President Biden’s recent fiscal 2022 budget request “contains $9.8 billion in cybersecurity funding to secure Federal civilian networks, protect the Nation’s infrastructure, and support efforts to share information, standards, and best practices with critical infrastructure partners and American businesses. This funding includes $110 million for the Cybersecurity and Infrastructure Security Agency (CISA) and $750 million to agencies affected by recent, significant cyber incidents to address exigent gaps in security capability.”
The challenges of bolstering federal cyber security through that spending, however, are exacerbated by the fact that federal government departments, agencies and subagencies all run their own IT systems. Even within an agency/subagency, internal business units often run their own IT systems as well.
And confusing the picture further, many federal IT systems are hosted by contractors or in third party colocation data centers, maintained by application development contractors, and/or increasingly hosted by Cloud Service Providers (CSPs).
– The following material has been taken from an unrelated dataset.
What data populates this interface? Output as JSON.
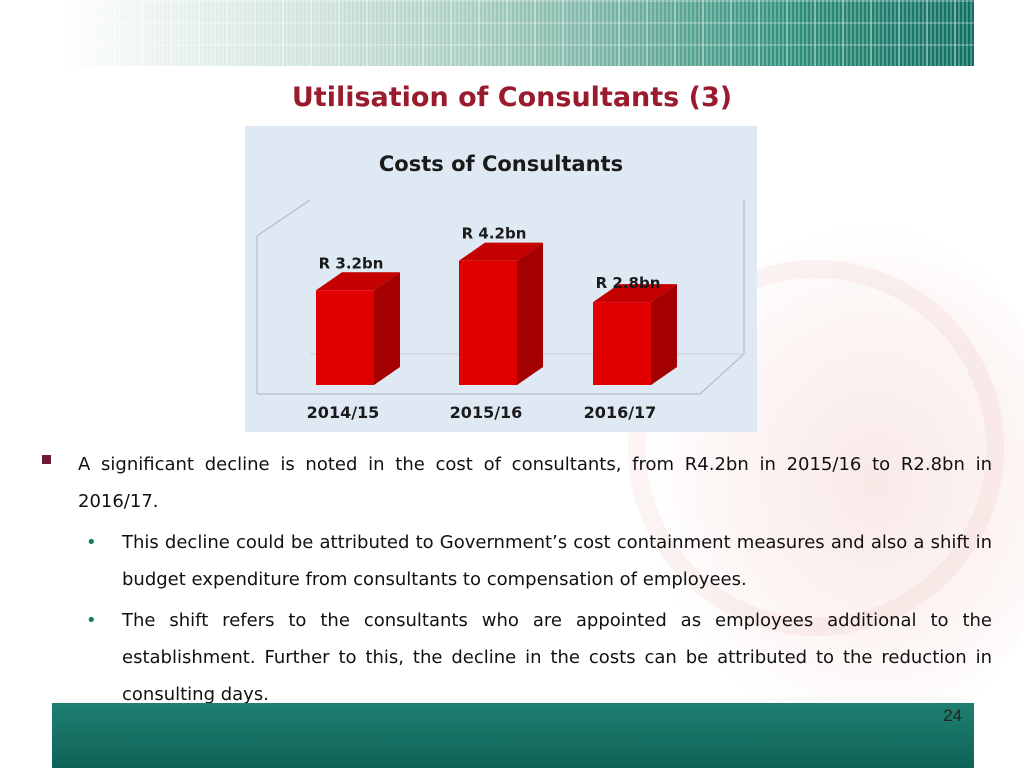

Which also means that agency IT and Security staff often don’t have access to those systems, let alone Department of Homeland Security (DHS) or Cybersecurity and Infrastructure Security Agency (CISA) staff.
On the positive side, it is worth noting that civilian federal IT systems being operated by these agencies and contractors are already subject to system architectural standards and security controls via the Federal Information Security Management Act (FISMA) and National Institute of Standards and Technology, and the Federal Risk and Authorization Management Program (FedRAMP) for CSPs (note that additional standards and requirements are coming via the Presidential Executive Order on Improving the Nation’s Cybersecurity). In addition, there are some advantages to having such a fragmented, decentralized, and disconnected group of federal IT systems in that there is a high degree of network segmentation between them that means malicious software and intruders cannot easily move between government systems and networks.
Another thing to consider is the federal government is now a major consumer of a third-party cloud Software-as-a-Service (SaaS) solutions, especially for functions like email via Microsoft 365 services, which DHS or CISA don’t appear to have direct insight into the infrastructure. Fortunately, SaaS tenants do have access to file- or service-level security logs at least; for example, NHA uses MS365 APIs to pull event logs into Splunk for SaaS event log monitoring, reporting and alerting.
It is worth noting that there is some existing level of integration of civilian federal IT systems security with DHS or CISA. Using the Centers for Medicare & Medicaid Services (CMS), that NHA provides security oversight on the Medicare Secondary Integration Contractor (MSPIC) for as an example, CMS participates in the continuous diagnostics and mitigation (CDM) program run by DHS, which is an informational feed of event and asset data from agency on-premise and cloud-hosted systems to DHS.
So, the approach to federal IT security is currently a “bottom-up” approach where each system is built, secured, authorized and maintained by the agency/business unit in question, with informational data feeds up to DHS. The key, then, is using the funding effectively in a “top-down” approach to proactively securing systems.
Some examples of single, federal government-wide centralized services that the funding could provide are:
Security Operations Center (SOC)
Penetration testing services
Bi-directional threat intelligence feeds
Active threat hunting teams
Security Automation Frameworks
Cross-agency pools of cyber security personnel
IT Modernization services and resources
On a final note, perhaps the biggest challenge of all is that, in the world of cyber security, it is easy to spend money on products and services without being able to measure their effect on an organization’s risk posture. So, while the additional top-down funding from congress is welcome, one suspects an education on how this money should be spent is required for politicians and agencies alike. Whether public or private, modern organizations must look for vendors, contractors, consultants etc. that can deliver measurable outcomes rather than “bill-of-goods” type solutions.